Negating every thesis and offering the negation of the negation in the manner
of the Hegelian dialective.
Today, we have in most governments in Nigeria
that which is in many respects is the very antithesis of everything that
promotes growth or tackles poverty. They advocate no social philosophy and have
a belief in the misconceived absolutes of resource exploitation. A commitment
to creating political fait accomplis through election manipulation. A lack of
introspective humility and ongoing questioning. Placing mere mortals beyond the
realm of criticism. Subscribing to a mantra that we know has not and will not
work in today’s changing and dynamic world.
I suggest that we can no longer be found
wallowing in a pool of generalities, secure in the knowledge that there is firm
ground on either side of us. That ground has given in. We now have to find
islands of social specifics and climb onto them.
The status quo has now changed. More hungry
boys and girls will swell the growing ranks of kidnappers, extremists and armed
robbers.
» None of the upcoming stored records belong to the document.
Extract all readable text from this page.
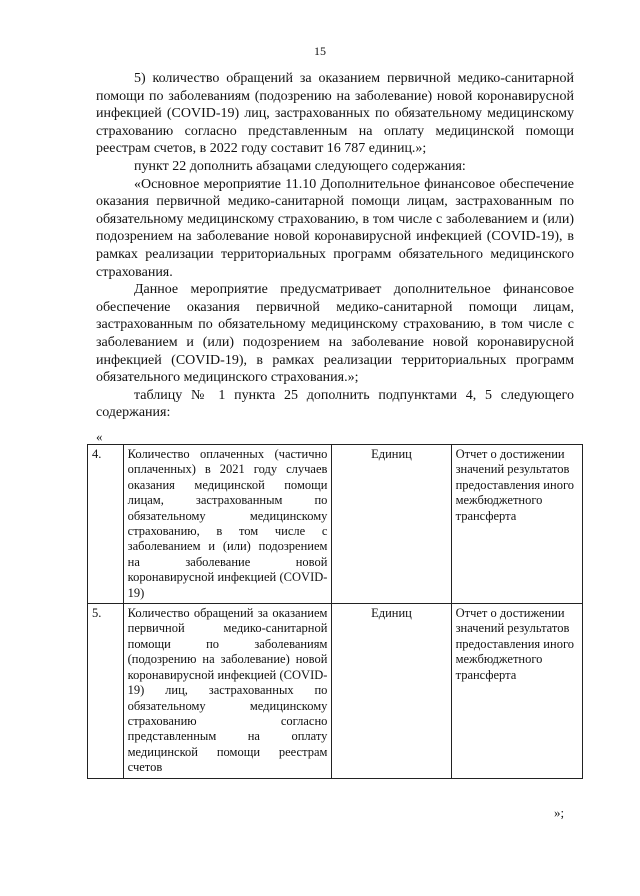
15

5) количество обращений за оказанием первичной медико-санитарной помощи по заболеваниям (подозрению на заболевание) новой коронавирусной инфекцией (COVID-19) лиц, застрахованных по обязательному медицинскому страхованию согласно представленным на оплату медицинской помощи реестрам счетов, в 2022 году составит 16 787 единиц.»;

пункт 22 дополнить абзацами следующего содержания:

«Основное мероприятие 11.10 Дополнительное финансовое обеспечение оказания первичной медико-санитарной помощи лицам, застрахованным по обязательному медицинскому страхованию, в том числе с заболеванием и (или) подозрением на заболевание новой коронавирусной инфекцией (COVID-19), в рамках реализации территориальных программ обязательного медицинского страхования.

Данное мероприятие предусматривает дополнительное финансовое обеспечение оказания первичной медико-санитарной помощи лицам, застрахованным по обязательному медицинскому страхованию, в том числе с заболеванием и (или) подозрением на заболевание новой коронавирусной инфекцией (COVID-19), в рамках реализации территориальных программ обязательного медицинского страхования.»;

таблицу № 1 пункта 25 дополнить подпунктами 4, 5 следующего содержания:

«
4.	Количество оплаченных (частично оплаченных) в 2021 году случаев оказания медицинской помощи лицам, застрахованным по обязательному медицинскому страхованию, в том числе с заболеванием и (или) подозрением на заболевание новой коронавирусной инфекцией (COVID-19)	Единиц	Отчет о достижении значений результатов предоставления иного межбюджетного трансферта
5.	Количество обращений за оказанием первичной медико-санитарной помощи по заболеваниям (подозрению на заболевание) новой коронавирусной инфекцией (COVID-19) лиц, застрахованных по обязательному медицинскому страхованию согласно представленным на оплату медицинской помощи реестрам счетов	Единиц	Отчет о достижении значений результатов предоставления иного межбюджетного трансферта
»;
Oil will be less relevant in the not-too distant future. Our critical
role therefore becomes a more urgent one. It involves creating a consciousness
where one has been hitherto non-existent.
We cannot boggle at the new realities. We cannot
only interpret them and wish their genesis. The point is to change them.
4.Let us feed a starving social and political
consciousness and let us vitalise what appears to be a docile framework. Let us
awaken our minds to specifics and let us lay mythical generalities to sleep.
The young Nigerian cannot merely observe the
world. That is too shallow. Nor can we merely interpret it. That is no less so.
Our existence is vindicated only when we change it. That is the point.